There has been much soul searching over the UK’s future as a centre for listed technology businesses, particularly after Arm, the Cambridge-headquartered semiconductor giant, chose Nasdaq for its recent listing and other UK businesses have threatened to follow suit.
The chancellor said he had not had discussions with Arm over whether it would bring a secondary listing to London but that he would be “delighted” if it did, as Rene Haas, the chief executive, has hinted.
The comments came after David Schwimmer, head of the LSE Group, said the idea that London was losing its draw as a financial centre was “clickbait” and that this narrative had been “overplayed”.
Hunt has proposed reforms to enable institutional investors to allocate more funds to back the growth of UK private companies. The reforms could unlock £75 billion in additional investment, which would be “a stepping stone to IPOs”. He said he wanted to “make sure that the next DeepMind doesn’t have to automatically look at going to a partnership with one of the tech giants. It could actually grow under its own steam in the UK with capital raised on the UK markets.”
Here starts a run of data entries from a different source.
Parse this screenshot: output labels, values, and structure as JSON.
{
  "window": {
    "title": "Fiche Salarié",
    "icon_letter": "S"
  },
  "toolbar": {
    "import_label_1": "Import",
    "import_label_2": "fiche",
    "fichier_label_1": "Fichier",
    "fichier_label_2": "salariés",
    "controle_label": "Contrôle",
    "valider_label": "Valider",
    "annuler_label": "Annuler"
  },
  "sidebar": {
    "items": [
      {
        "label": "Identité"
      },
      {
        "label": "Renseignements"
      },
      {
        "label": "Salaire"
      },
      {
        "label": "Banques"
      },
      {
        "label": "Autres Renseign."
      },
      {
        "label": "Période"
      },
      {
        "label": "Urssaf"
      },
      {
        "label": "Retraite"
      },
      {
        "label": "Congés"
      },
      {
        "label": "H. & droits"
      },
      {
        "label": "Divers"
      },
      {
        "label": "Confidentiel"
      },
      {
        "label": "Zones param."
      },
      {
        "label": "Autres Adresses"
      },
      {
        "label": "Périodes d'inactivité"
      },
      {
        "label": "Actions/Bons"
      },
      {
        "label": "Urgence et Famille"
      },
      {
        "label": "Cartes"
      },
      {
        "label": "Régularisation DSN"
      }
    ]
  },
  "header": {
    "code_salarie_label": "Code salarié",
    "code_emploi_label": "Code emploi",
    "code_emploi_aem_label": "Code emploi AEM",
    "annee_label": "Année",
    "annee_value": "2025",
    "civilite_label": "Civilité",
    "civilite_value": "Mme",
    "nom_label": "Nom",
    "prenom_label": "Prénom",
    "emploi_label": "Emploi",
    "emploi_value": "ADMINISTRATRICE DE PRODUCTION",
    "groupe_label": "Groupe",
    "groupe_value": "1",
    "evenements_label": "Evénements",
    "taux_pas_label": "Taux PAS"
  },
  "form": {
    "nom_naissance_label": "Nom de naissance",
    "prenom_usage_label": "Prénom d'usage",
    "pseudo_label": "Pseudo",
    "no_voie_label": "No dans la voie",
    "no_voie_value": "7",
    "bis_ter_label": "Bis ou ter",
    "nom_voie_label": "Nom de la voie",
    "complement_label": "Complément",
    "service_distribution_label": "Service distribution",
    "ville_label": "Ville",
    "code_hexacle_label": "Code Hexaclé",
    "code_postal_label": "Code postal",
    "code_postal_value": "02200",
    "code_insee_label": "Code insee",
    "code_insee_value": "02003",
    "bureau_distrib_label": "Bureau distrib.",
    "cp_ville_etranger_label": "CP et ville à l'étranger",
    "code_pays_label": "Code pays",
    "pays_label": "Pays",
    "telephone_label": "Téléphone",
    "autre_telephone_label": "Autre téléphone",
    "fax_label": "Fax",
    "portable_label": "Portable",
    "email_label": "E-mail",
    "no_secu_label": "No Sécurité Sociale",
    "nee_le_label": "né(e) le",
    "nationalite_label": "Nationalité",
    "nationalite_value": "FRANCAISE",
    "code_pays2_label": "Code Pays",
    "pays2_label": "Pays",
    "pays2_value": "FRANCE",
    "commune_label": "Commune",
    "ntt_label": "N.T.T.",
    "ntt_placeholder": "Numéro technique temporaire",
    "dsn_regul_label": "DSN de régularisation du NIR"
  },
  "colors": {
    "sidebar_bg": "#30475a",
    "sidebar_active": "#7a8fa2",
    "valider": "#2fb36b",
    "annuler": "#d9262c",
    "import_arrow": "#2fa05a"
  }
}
During Hunt’s visit, part of a government push to turn the UK into what it calls a “science and technology superpower”, he met a suite of heavyweight players from the industry to discuss increasing investment in the UK.
They included representatives of Andreessen Horowitz, the venture capital firm, Universal Music and Warner Studios, as well as Satya Nadella, chief executive of Microsoft, Ruth Porat, chief financial officer at Alphabet, and Andy Jassy, chief executive of Amazon.
Hunt said: “When I was responsible for technology ten years ago we had real problems. If I started saying ‘we want the next Google to be British’, people would laugh you out of court. Now we have 160 unicorns [privately held start-up companies valued at more than a billion dollars]. Quite serious stuff is starting to happen and that’s what makes a trip like this exciting.”
He said that the “tide is turning” when it comes to the UK’s tech industry, compared with when he was in charge of the sector as culture secretary.
On Thursday, Warner Brothers Discovery announced it was expanding its UK studios with the addition of ten new sound stages and an extra 400,000 square feet of production space in Hertfordshire.
“The entertainment industry has become a technology business over the last decade,” the chancellor said. “Everyone in Hollywood thinks they’re in the technology business. That’s why yesterday’s announcement of the increase of 50 per cent of the Warner Bros studio space in Leavesden is so significant. Our studio space in the UK has gone up by two thirds in just three years. Netflix spent $6 billion alone [on content over four years].
“There’s something quite exciting happening, which is why there’s been a lot of interest from investors and from venture capitalists, from all the big names in the tech industry.”